Slashing tax breaks for property investors would mean more expensive rents and less homes to go around, industry groups say, as the government kicks off its tax reform debate.
The government's tax discussion paper calls for debate on negative gearing and capital gains tax (CGT) discounts, which reduce tax liabilities for investors and have been blamed for driving up property prices.
It said negative gearing allowed more people to enter the market but that potential tax advantages came from the CGT discount upon the sale of a property.
Industry groups said abolition of tax deductions for property investors would push up rents, exacerbate housing undersupply issues and punish mum and dad investors.
The Property Council of Australia said an analysis of Tax Department statistics showed 80 per cent of those who negatively geared a property earned around $80,000 a year or less, and 73 per cent only owned one investment property.
"The data don't lie - far from being a perk for the wealthy, negative gearing is actually an indispensable tax measure that enables middle income Australians to save for their retirement," the council's chief executive Ken Morrison said.
"Any move to abolish negative gearing would be a blow to Aussie battlers."
KPMG tax partner Grant Wardell-Johnson said the government paper had pointed out that it was the CGT discount rather than negative gearing that was creating problems.
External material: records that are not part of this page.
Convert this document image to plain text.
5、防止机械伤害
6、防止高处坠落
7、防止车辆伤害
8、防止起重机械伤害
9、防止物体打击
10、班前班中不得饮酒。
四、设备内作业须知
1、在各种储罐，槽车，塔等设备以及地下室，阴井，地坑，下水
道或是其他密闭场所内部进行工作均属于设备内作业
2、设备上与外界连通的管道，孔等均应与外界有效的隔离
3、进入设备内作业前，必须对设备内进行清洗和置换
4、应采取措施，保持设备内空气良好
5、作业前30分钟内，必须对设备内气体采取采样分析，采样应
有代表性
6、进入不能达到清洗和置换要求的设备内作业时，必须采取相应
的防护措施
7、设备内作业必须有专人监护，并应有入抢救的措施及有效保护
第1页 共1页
He said it was unlikely that the government would abolish negative gearing, with changes to CGT more likely.
Neville Sanders, president of the Real Estate Institute of Australia, said removing CGT concessions would have less impact on housing supply than tinkering with negative gearing.
Leading economists, including Bank of America-Merrill Lynch chief economist Saul Eslake, have long called for the abolition of negative gearing, saying it drives up property prices.
Market Economics managing director Stephen Koukoulas said abolishing negative gearing was good for the tax system and the property market, making housing more affordable.
Rents may well rise in the short term, but in the longer term, house prices would fall and renters would then be better able to become home owners, he said.
"If the effect is that you reduce demand for housing and house price growth weakens or house prices fall a little bit, then the housing affordability issue is slowly being corrected and that's a good thing," Mr Koukoulas said.
"People will still be able to buy investment properties, they just won't get their fellow taxpayers to subsidise them for it."
The discussion paper also singled out stamp duty on property transactions, labelling the levy as one of Australia's most "inefficient" taxes.
The tax discouraged businesses from making productivity-enhancing purchases and dissuaded some from moving to homes that better suited them, adding to commuting times.
Industry groups and economists said they supported the abolition of stamp duty, saying it made housing more expensive and was a barrier to economic activity.